While Michael D. Watkins’ The First 90 Days is primarily a leadership guide for managers joining an organisation (a book which falls into my “so good, I’ve bought it twice” category), it’s full of useful advice for anybody who’s onboarding with a new team, regardless of whether it’s within a management role. It can be a difficult time for anybody, given that you want to make waves but without being seen to rock the boat (if you pardon the double-metaphor).

Your early actions within an organisation are disproportionately impactful, because they are symbolic: they are indicative of your working style, your strategy and what you will be like to work with. Yet with so much that you could do to make an impact, how do you make sure that you take the best actions to ensure your ongoing success?

Getting quick (and valuable) wins

One way to create momentum within an organisation is by securing early wins, in areas that matter to your organisation (and especially to your boss). These should be tasks which help to advance longer-term goals, and which unlock the ability to drive another wave of wins in its wake. Demonstrate the typical feedback loop which is associated with organisational change: Learn, design the change, build support for it, implement it, and observe the result.

None of this should be done in isolation. It’s critical to understand where the business is at, and all of the decisions which led to their current position. Speak to key stakeholders as much as possible in your first few weeks. From a strategy perspective, find out whose opinions are of particular importance to your boss, and seek to impress those people: by creating a network of people who are ready to sing your praises, this helps to increase your personal credibility within the team.

However, don’t fall into the trap of trying to do too much at once, or try to force actions unnecessarily. For as much as you want to be seen to be making quick wins, if you tackle the wrong challenges early, bad decision-making can create resistance to future changes. You should manage expectations with your manager, but in most organisations, your first 30 days (as part of your wider on-boarding process) is often best spent learning, diagnosing and planning, ready to enact change in the next 30 days after that.

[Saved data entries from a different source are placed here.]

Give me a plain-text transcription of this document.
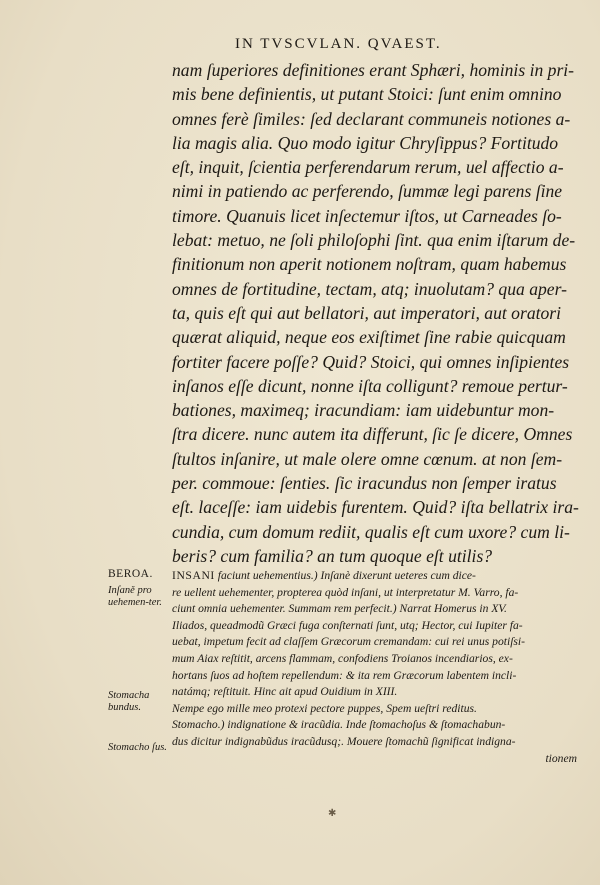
IN TVSCVLAN. QVAEST.
nam ſuperiores definitiones erant Sphæri, hominis in pri-
mis bene definientis, ut putant Stoici: ſunt enim omnino
omnes ferè ſimiles: ſed declarant communeis notiones a-
lia magis alia. Quo modo igitur Chryſippus? Fortitudo
eſt, inquit, ſcientia perferendarum rerum, uel affectio a-
nimi in patiendo ac perferendo, ſummæ legi parens ſine
timore. Quanuis licet inſectemur iſtos, ut Carneades ſo-
lebat: metuo, ne ſoli philoſophi ſint. qua enim iſtarum de-
finitionum non aperit notionem noſtram, quam habemus
omnes de fortitudine, tectam, atq; inuolutam? qua aper-
ta, quis eſt qui aut bellatori, aut imperatori, aut oratori
quærat aliquid, neque eos exiſtimet ſine rabie quicquam
fortiter facere poſſe? Quid? Stoici, qui omnes inſipientes
inſanos eſſe dicunt, nonne iſta colligunt? remoue pertur-
bationes, maximeq; iracundiam: iam uidebuntur mon-
ſtra dicere. nunc autem ita differunt, ſic ſe dicere, Omnes
ſtultos inſanire, ut male olere omne cœnum. at non ſem-
per. commoue: ſenties. ſic iracundus non ſemper iratus
eſt. laceſſe: iam uidebis furentem. Quid? iſta bellatrix ira-
cundia, cum domum rediit, qualis eſt cum uxore? cum li-
beris? cum familia? an tum quoque eſt utilis?
BEROA.
Inſaně pro uehemen-ter.
Stomacha bundus.
Stomacho ſus.
INSANI faciunt uehementius.) Inſanè dixerunt ueteres cum dice-
re uellent uehementer, propterea quòd inſani, ut interpretatur M. Varro, fa-
ciunt omnia uehementer. Summam rem perfecit.) Narrat Homerus in XV.
Iliados, queadmodũ Græci fuga conſternati ſunt, utq; Hector, cui Iupiter fa-
uebat, impetum fecit ad claſſem Græcorum cremandam: cui rei unus potiſsi-
mum Aiax reſtitit, arcens flammam, confodiens Troianos incendiarios, ex-
hortans ſuos ad hoſtem repellendum: & ita rem Græcorum labentem incli-
natámq; reſtituit. Hinc ait apud Ouidium in XIII.
Nempe ego mille meo protexi pectore puppes, Spem ueſtri reditus.
Stomacho.) indignatione & iracũdia. Inde ſtomachoſus & ſtomachabun-
dus dicitur indignabũdus iracũdusq;. Mouere ſtomachũ ſignificat indigna-
tionem
✱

Setting yourself (and your team) up for success

Even if you’re an individual contributor within an org, you’re unlikely to be operating in isolation. People will be looking to you for support, and to demonstrate your ability to deliver against objectives. To this extent, it’s important to negotiate what it means to be successful:

  • Set clear, achievable personal objectives. Manage expectations for their completion.
  • Understand the organisational strategy, and build personal (and team) strategies which support these.
  • Absorb everything about your product and market, including the technologies that you’re using, the company culture, and internal politics/struggles.
  • Create allies and coalitions to help support your work, and take 100% of the responsibility for making these relationships work.
  • Establish regular communication channels with key parts of the business, and potentially with customers. Again, make these frictionless - this should be seen as beneficial, rather than creating extra work for others.
  • Don’t just “stick with what you know”. Understand that all organisations are different, and that sometimes you will need to embrace new competencies.

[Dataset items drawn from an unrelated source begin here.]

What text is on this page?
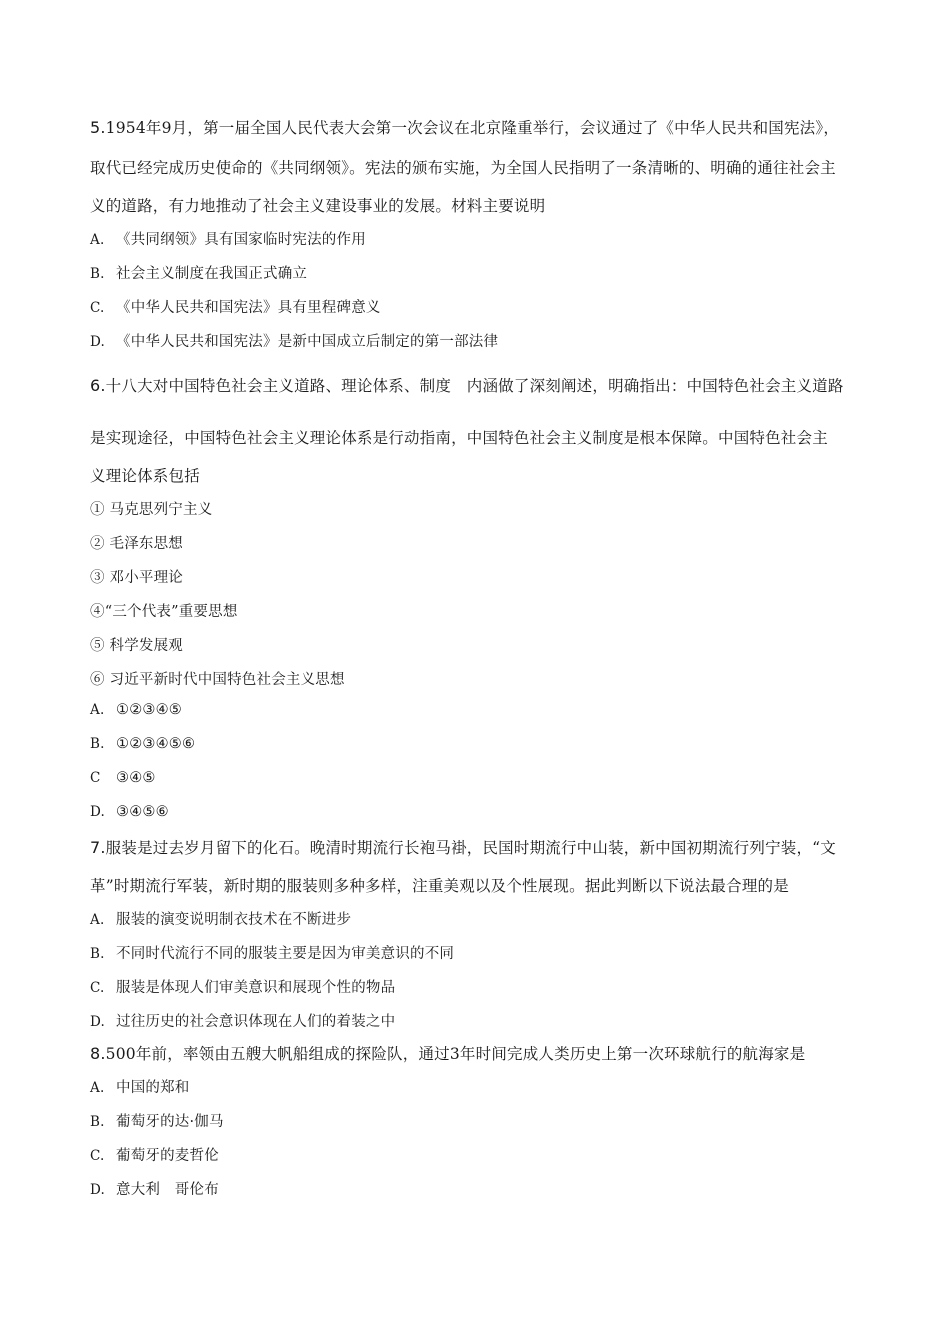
5.1954年9月，第一届全国人民代表大会第一次会议在北京隆重举行，会议通过了《中华人民共和国宪法》，
取代已经完成历史使命的《共同纲领》。宪法的颁布实施，为全国人民指明了一条清晰的、明确的通往社会主
义的道路，有力地推动了社会主义建设事业的发展。材料主要说明
A. 《共同纲领》具有国家临时宪法的作用
B. 社会主义制度在我国正式确立
C. 《中华人民共和国宪法》具有里程碑意义
D. 《中华人民共和国宪法》是新中国成立后制定的第一部法律
6.十八大对中国特色社会主义道路、理论体系、制度　内涵做了深刻阐述，明确指出：中国特色社会主义道路
是实现途径，中国特色社会主义理论体系是行动指南，中国特色社会主义制度是根本保障。中国特色社会主
义理论体系包括
① 马克思列宁主义
② 毛泽东思想
③ 邓小平理论
④“三个代表”重要思想
⑤ 科学发展观
⑥ 习近平新时代中国特色社会主义思想
A. ①②③④⑤
B. ①②③④⑤⑥
C ③④⑤
D. ③④⑤⑥
7.服装是过去岁月留下的化石。晚清时期流行长袍马褂，民国时期流行中山装，新中国初期流行列宁装，“文
革”时期流行军装，新时期的服装则多种多样，注重美观以及个性展现。据此判断以下说法最合理的是
A. 服装的演变说明制衣技术在不断进步
B. 不同时代流行不同的服装主要是因为审美意识的不同
C. 服装是体现人们审美意识和展现个性的物品
D. 过往历史的社会意识体现在人们的着装之中
8.500年前，率领由五艘大帆船组成的探险队，通过3年时间完成人类历史上第一次环球航行的航海家是
A. 中国的郑和
B. 葡萄牙的达·伽马
C. 葡萄牙的麦哲伦
D. 意大利　哥伦布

There are a bunch of leadership-specific recommendations too, which I won’t dwell upon here, but there are some really valuable tips around change, and specifically that not all types of change are the same, just as not all businesses are the same.

There are also useful tips on how to manage stress, identify any dysfunctional behaviours within yourself, and to help guard against burnout and the temptation to “do everything”.

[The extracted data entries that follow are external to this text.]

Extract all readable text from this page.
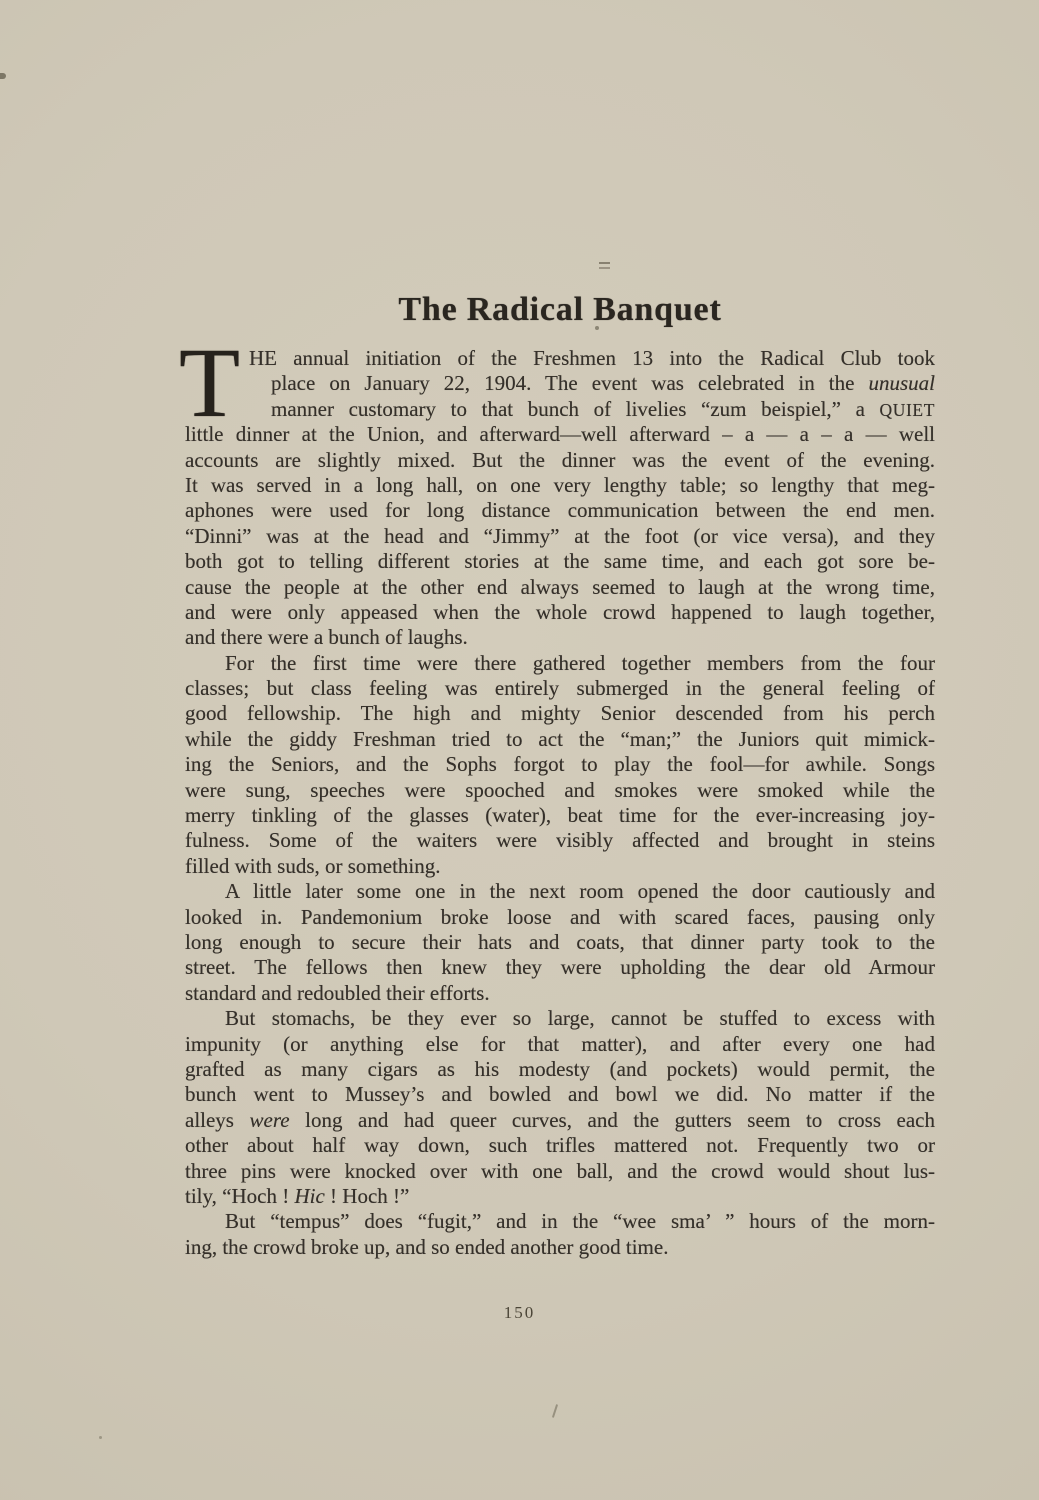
The Radical Banquet
T HE annual initiation of the Freshmen 13 into the Radical Club took
place on January 22, 1904. The event was celebrated in the unusual
manner customary to that bunch of livelies “zum beispiel,” a QUIET
little dinner at the Union, and afterward—well afterward – a — a – a — well
accounts are slightly mixed. But the dinner was the event of the evening.
It was served in a long hall, on one very lengthy table; so lengthy that meg-
aphones were used for long distance communication between the end men.
“Dinni” was at the head and “Jimmy” at the foot (or vice versa), and they
both got to telling different stories at the same time, and each got sore be-
cause the people at the other end always seemed to laugh at the wrong time,
and were only appeased when the whole crowd happened to laugh together,
and there were a bunch of laughs.
For the first time were there gathered together members from the four
classes; but class feeling was entirely submerged in the general feeling of
good fellowship. The high and mighty Senior descended from his perch
while the giddy Freshman tried to act the “man;” the Juniors quit mimick-
ing the Seniors, and the Sophs forgot to play the fool—for awhile. Songs
were sung, speeches were spooched and smokes were smoked while the
merry tinkling of the glasses (water), beat time for the ever-increasing joy-
fulness. Some of the waiters were visibly affected and brought in steins
filled with suds, or something.
A little later some one in the next room opened the door cautiously and
looked in. Pandemonium broke loose and with scared faces, pausing only
long enough to secure their hats and coats, that dinner party took to the
street. The fellows then knew they were upholding the dear old Armour
standard and redoubled their efforts.
But stomachs, be they ever so large, cannot be stuffed to excess with
impunity (or anything else for that matter), and after every one had
grafted as many cigars as his modesty (and pockets) would permit, the
bunch went to Mussey’s and bowled and bowl we did. No matter if the
alleys were long and had queer curves, and the gutters seem to cross each
other about half way down, such trifles mattered not. Frequently two or
three pins were knocked over with one ball, and the crowd would shout lus-
tily, “Hoch ! Hic ! Hoch !”
But “tempus” does “fugit,” and in the “wee sma’ ” hours of the morn-
ing, the crowd broke up, and so ended another good time.
150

Traits of a great leader (or team-mate)

The First 90 Days outlines a number of attributes which people should display if they hope to be a successful leader, but I believe that these are valuable for anybody - especially, for instance, in the relationship that you display with your own manager:

  • Demanding, but fair: it should be possible for your demands to be satisfied.
  • Accessible, without being overly familiar: this isn’t to say that you can’t have fun!
  • Decisive: Committing to your choices, boldly if necessary.
  • Focused, but flexible: Not being afraid to re-evaluate your priorities if required.
  • Active, but without causing commotion: don’t let your initiatives create burdens for others.
  • Willing to make tough calls, but humane.
  • Simplifying wherever possible.

If you do find yourself in a managerial position, there are some valuable high-level goals which the book investigates in more detail:

  • Build a team of competent people whom you trust.
  • Establish goals and metrics to guide their progress, in line with business goals.
  • Reinforce these goals through process / tracking.
  • Seek recognition for those who are going unnoticed.

There’ll certainly be more blog posts here in the near future on some of these subjects - especially goal-setting - but if you’re curious to learn more, The First 90 Days is a must-read, and a book which I always find myself re-reading when I start a new role.

Key takeaways 📝

  • Your early actions will lay the foundation for your future success in a company.
  • Move carefully, strategically but decisively.
  • You’re not working in isolation - create alliances and build your network of influence.